Movie Review: “Atomic Blonde” (R)
There are few things sexier and more gracious in the cinematic world than Charlize Theron kicking ass! And there’s quite a bit of ass-kicking in “Atomic Blonde,” the latest slick, ultra-violent actioneer from “John Wick” co-director David Leitch. In fact, one might affectionately refer to this movie as “Joan Wick.” More on that in a moment.
In “Atomic Blonde,” undercover agent Lorraine Broughton (Theron) is sent in to the heart of Berlin at the height of the Cold War. Her mission? To retrieve a list that just so happens to contain a handful of very important names. During her dangerous search, Lorraine crosses paths with an assortment of colorful individuals including James McAvoy’s wired David Percival and Sofia Boutella’s mysterious Delphine Lasalle. Of course, no spy thriller would be complete without a squad of thugs wanting to kill our fearless heroine, and there’s plenty of that going on in “Atomic Blonde” too.
Theron is a force of nature in this movie, and it goes well beyond her undeniable beauty. This committed actress has proven herself time and time again both in the dramatic world (see her brilliant Oscar-winning turn in “Monster”) and on the action front (“Fury Road” is one for the record books), and as expected, Theron commits to “Atomic Blonde” 100 percent. That hard work pays off, particularly during this film’s exhausting action sequences.
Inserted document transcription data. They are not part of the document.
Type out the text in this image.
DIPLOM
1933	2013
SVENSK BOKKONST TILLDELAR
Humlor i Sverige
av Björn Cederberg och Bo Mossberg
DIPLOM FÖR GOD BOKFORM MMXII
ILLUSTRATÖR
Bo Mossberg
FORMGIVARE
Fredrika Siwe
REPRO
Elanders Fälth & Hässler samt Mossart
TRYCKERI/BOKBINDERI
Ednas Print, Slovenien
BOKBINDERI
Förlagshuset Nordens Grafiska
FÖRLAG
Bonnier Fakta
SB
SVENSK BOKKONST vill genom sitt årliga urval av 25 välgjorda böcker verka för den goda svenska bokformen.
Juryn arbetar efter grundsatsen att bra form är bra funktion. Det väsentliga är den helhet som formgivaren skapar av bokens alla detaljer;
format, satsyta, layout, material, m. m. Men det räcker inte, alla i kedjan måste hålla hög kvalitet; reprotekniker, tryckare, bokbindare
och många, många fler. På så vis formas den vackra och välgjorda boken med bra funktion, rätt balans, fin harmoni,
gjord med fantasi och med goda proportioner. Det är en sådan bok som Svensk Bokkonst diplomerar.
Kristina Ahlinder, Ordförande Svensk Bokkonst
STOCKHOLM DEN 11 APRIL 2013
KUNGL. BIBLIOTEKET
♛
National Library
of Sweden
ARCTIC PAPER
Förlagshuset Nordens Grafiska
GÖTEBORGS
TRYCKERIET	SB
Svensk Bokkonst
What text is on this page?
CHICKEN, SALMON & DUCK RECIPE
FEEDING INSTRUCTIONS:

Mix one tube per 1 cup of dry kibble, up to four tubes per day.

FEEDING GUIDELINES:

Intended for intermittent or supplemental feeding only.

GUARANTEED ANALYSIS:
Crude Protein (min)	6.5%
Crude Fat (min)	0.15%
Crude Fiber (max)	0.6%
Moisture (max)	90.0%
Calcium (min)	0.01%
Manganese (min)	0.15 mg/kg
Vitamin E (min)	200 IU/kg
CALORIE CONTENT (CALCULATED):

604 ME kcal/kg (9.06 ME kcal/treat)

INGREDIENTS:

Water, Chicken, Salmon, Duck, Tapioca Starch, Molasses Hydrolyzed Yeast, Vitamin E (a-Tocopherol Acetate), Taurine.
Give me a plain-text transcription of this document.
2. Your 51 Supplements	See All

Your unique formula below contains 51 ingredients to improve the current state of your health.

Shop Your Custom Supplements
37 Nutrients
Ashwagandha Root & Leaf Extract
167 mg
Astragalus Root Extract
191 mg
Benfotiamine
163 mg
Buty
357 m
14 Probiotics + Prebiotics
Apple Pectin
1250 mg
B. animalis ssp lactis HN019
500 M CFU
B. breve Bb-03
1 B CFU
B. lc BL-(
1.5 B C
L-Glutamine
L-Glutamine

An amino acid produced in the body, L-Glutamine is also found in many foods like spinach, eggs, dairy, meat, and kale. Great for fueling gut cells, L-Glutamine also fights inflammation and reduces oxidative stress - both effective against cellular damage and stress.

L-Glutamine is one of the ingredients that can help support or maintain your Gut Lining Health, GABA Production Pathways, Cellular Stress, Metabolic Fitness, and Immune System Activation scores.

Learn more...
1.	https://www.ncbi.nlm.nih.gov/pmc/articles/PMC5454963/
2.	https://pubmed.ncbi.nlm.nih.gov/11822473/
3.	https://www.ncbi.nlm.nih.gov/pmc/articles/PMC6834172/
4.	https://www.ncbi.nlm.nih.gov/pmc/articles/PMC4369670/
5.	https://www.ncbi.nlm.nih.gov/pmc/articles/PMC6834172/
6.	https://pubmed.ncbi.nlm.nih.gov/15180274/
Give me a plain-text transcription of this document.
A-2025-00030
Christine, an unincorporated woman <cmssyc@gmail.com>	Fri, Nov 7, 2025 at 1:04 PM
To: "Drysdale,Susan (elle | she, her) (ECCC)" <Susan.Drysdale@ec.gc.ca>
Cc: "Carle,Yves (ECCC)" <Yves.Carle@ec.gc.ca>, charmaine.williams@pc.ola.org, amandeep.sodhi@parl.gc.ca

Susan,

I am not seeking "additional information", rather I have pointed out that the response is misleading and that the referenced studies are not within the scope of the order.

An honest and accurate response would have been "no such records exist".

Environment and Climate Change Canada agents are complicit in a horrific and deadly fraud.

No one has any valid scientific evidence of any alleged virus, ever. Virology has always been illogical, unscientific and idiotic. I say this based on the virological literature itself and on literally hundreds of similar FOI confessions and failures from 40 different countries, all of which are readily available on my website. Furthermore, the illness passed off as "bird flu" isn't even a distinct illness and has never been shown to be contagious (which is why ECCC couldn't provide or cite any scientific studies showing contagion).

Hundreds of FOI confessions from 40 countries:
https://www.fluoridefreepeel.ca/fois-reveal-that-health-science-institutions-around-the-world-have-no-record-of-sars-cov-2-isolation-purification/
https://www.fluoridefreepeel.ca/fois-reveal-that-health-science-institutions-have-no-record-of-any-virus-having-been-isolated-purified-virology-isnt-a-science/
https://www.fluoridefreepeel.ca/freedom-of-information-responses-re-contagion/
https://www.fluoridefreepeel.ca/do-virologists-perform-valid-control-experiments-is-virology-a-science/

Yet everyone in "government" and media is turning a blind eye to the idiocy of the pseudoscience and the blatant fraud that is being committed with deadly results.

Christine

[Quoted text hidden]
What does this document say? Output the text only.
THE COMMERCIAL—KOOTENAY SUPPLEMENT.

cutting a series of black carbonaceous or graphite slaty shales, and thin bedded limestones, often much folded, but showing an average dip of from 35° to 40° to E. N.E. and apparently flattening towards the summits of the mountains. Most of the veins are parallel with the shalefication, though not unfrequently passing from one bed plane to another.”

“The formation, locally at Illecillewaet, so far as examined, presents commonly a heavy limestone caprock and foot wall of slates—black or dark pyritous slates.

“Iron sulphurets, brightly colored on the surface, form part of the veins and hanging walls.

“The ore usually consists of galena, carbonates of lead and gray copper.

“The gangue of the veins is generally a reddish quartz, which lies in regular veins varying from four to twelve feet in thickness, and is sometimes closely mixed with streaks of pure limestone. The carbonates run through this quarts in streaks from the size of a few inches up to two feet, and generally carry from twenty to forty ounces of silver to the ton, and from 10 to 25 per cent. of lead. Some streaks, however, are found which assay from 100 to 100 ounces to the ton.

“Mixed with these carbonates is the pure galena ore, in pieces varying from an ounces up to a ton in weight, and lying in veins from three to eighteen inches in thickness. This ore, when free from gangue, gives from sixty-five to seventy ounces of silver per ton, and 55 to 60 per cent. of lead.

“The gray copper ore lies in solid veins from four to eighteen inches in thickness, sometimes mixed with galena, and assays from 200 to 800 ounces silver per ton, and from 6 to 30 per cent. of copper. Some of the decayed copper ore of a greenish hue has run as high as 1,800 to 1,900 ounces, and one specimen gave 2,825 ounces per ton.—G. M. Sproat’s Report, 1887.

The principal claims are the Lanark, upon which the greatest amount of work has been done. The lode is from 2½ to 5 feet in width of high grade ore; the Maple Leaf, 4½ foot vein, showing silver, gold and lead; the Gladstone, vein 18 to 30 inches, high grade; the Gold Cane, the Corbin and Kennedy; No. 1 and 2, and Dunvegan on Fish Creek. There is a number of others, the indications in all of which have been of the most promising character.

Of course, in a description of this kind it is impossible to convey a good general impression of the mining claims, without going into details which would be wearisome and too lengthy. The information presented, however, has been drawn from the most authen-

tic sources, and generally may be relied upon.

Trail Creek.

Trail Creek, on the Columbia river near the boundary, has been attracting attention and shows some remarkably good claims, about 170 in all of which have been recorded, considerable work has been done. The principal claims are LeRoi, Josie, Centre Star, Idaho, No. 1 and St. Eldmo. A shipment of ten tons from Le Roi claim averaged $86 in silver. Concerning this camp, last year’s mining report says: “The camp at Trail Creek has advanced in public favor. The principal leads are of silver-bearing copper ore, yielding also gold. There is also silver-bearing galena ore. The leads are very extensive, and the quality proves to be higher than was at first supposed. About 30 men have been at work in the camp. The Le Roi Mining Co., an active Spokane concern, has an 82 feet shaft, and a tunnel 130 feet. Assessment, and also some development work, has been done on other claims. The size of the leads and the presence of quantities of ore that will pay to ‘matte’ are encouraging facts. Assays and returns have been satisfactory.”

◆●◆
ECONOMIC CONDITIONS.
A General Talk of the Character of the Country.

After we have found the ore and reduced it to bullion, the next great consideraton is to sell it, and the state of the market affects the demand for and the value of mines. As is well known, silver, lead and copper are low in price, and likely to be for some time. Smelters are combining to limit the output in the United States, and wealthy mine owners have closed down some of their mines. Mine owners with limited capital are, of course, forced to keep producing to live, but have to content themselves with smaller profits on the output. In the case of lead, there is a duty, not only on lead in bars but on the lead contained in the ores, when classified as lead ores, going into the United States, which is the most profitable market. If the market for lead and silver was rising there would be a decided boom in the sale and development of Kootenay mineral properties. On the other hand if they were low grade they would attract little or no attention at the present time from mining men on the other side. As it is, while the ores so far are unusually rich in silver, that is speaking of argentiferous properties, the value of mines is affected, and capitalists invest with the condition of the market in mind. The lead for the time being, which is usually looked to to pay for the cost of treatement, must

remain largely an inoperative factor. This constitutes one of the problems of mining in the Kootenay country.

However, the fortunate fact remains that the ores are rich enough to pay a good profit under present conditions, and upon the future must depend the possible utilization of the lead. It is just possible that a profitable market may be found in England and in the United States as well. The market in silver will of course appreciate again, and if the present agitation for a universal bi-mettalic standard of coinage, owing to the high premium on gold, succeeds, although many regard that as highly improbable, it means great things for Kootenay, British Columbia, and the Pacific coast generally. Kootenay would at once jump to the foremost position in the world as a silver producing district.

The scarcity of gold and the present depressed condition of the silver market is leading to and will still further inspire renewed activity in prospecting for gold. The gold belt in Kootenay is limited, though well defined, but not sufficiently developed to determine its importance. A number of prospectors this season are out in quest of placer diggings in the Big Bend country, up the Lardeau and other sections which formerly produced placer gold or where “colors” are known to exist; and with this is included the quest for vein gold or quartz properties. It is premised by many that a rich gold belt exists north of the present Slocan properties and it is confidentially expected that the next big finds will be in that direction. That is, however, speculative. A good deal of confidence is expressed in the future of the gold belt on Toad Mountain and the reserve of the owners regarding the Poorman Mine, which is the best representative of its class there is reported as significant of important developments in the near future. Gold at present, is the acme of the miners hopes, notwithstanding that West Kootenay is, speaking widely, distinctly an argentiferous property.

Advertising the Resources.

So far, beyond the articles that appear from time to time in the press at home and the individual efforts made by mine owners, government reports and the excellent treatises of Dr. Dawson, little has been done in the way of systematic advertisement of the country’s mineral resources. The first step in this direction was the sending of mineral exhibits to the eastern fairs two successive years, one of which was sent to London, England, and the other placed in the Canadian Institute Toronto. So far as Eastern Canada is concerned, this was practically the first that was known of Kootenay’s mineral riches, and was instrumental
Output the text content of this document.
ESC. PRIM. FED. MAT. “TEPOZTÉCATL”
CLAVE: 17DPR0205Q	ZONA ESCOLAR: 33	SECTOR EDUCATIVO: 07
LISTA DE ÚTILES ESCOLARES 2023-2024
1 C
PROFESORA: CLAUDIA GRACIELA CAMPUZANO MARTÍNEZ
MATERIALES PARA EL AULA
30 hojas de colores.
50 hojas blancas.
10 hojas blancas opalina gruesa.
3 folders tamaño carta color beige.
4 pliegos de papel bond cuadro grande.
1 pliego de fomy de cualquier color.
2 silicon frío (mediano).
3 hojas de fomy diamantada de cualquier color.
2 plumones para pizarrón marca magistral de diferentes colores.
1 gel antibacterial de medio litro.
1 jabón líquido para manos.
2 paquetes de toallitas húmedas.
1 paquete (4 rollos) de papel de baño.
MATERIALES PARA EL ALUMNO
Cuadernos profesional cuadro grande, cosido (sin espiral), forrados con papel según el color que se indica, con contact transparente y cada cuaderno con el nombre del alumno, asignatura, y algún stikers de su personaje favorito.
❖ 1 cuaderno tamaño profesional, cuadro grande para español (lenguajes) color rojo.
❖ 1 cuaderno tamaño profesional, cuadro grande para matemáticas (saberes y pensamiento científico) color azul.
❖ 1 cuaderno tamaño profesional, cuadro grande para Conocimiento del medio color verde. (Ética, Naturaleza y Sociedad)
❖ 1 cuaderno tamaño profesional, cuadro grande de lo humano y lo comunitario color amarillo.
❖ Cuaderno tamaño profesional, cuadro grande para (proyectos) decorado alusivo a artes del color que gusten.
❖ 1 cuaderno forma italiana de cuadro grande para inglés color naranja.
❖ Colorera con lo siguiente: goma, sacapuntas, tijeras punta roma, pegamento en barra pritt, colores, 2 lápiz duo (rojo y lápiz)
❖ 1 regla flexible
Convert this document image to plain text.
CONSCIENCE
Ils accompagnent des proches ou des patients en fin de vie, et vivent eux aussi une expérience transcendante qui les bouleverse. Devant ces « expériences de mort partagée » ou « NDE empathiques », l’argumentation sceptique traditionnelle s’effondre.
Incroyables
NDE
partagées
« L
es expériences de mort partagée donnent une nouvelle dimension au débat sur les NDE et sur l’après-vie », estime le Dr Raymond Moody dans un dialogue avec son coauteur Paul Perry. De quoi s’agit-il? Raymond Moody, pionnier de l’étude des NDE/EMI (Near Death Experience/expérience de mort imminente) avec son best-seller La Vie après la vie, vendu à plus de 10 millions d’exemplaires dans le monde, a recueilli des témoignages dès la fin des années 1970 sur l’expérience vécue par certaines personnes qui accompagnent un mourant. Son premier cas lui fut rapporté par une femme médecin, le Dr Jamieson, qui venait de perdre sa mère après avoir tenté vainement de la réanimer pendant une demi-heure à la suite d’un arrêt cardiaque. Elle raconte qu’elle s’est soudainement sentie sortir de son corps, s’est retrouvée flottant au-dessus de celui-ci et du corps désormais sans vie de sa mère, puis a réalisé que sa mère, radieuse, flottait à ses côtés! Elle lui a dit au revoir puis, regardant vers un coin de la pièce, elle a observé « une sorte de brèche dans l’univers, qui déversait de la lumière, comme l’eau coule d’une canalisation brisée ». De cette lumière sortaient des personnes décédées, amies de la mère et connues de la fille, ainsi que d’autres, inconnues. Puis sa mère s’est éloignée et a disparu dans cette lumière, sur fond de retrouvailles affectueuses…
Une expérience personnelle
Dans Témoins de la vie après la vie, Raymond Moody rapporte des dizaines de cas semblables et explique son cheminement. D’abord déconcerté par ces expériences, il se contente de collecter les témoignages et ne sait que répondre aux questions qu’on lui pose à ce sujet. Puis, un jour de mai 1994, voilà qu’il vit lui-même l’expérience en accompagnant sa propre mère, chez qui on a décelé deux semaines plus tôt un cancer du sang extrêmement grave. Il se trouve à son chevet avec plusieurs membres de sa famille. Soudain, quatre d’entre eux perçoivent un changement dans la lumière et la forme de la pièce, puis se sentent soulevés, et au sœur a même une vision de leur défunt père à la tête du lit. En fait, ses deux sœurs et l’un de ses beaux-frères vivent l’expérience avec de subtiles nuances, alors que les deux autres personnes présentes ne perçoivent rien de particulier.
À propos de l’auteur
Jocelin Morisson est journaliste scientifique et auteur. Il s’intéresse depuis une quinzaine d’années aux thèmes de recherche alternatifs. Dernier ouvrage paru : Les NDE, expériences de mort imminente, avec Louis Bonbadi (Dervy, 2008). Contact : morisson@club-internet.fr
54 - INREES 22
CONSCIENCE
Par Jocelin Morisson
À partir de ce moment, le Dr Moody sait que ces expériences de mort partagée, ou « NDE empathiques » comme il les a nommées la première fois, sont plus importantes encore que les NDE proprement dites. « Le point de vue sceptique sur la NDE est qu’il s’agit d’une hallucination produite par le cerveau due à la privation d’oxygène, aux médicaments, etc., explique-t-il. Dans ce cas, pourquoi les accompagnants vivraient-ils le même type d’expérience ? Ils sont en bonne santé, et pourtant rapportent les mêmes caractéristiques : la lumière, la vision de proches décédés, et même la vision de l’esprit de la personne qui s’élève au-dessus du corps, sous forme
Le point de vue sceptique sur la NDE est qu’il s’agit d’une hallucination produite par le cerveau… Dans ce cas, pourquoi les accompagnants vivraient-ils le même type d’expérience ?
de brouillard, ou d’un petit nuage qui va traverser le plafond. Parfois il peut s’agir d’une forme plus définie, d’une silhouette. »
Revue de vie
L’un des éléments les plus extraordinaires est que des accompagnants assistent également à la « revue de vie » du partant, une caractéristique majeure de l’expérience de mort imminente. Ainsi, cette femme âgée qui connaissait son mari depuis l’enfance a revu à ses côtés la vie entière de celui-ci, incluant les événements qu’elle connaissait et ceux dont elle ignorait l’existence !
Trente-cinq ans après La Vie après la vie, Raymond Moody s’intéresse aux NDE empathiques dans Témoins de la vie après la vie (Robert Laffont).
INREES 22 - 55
The comparisons to “John Wick” and the “Bourne” series are more than a little obvious, but when action stylist Leitch is letting the fighting do the talking, there’s no doubt that “Atomic Blonde” is an explosive, high-octane, bone-crunching thrill ride. Look no further than the much talked-about single-shot stairway brawl. Obviously, there are hidden cuts in the near-10 minute sequence, but it’s still an impressive set piece filled with stunning choreography. What’s more, as over-the-top as some of these fights tend to get (moments reminded me of that epic Roddy Piper/Keith David street fight in John Carpenter’s gloriously entertaining “They Live”), a lot of this stuff still feels grounded. Translation: You can feel the pain! And in fact, these brawls are no walk in the park for Lorraine. She takes as many punches as she gives, and the physical anguish she experiences is written all over her battered body.
As good as “Atomic Blonde” looks (more than a few winks at the likes of Brian DePalma) and as energetic as the soundtrack is (it’s no “Baby Driver,” but it’s a strong effort nonetheless), this movie isn’t without its problems. There’s simply too much going on. Double-crosses (a couple of them are painfully obvious in this picture) are to be expected in a film of this nature, but there’s so many characters and so many plot developments here that “Atomic Blonde” tends to collapse under the weight of its own convoluted nature. Furthermore, there’s a relationship at the heart of the movie that is a little less than developed, leading to a final-act moment that doesn’t feel as earned as it should.
Thankfully, trying to figure out who’s actually pulling whose strings throughout “Atomic Blonde” leads to a pleasant enough payoff. This, coupled with a committed Theron, solid supporting work from McAvoy and John Goodman, and a handful of expertly conceived action sequences, ultimately makes the ultra-violent “Atomic Blonde” worth watching.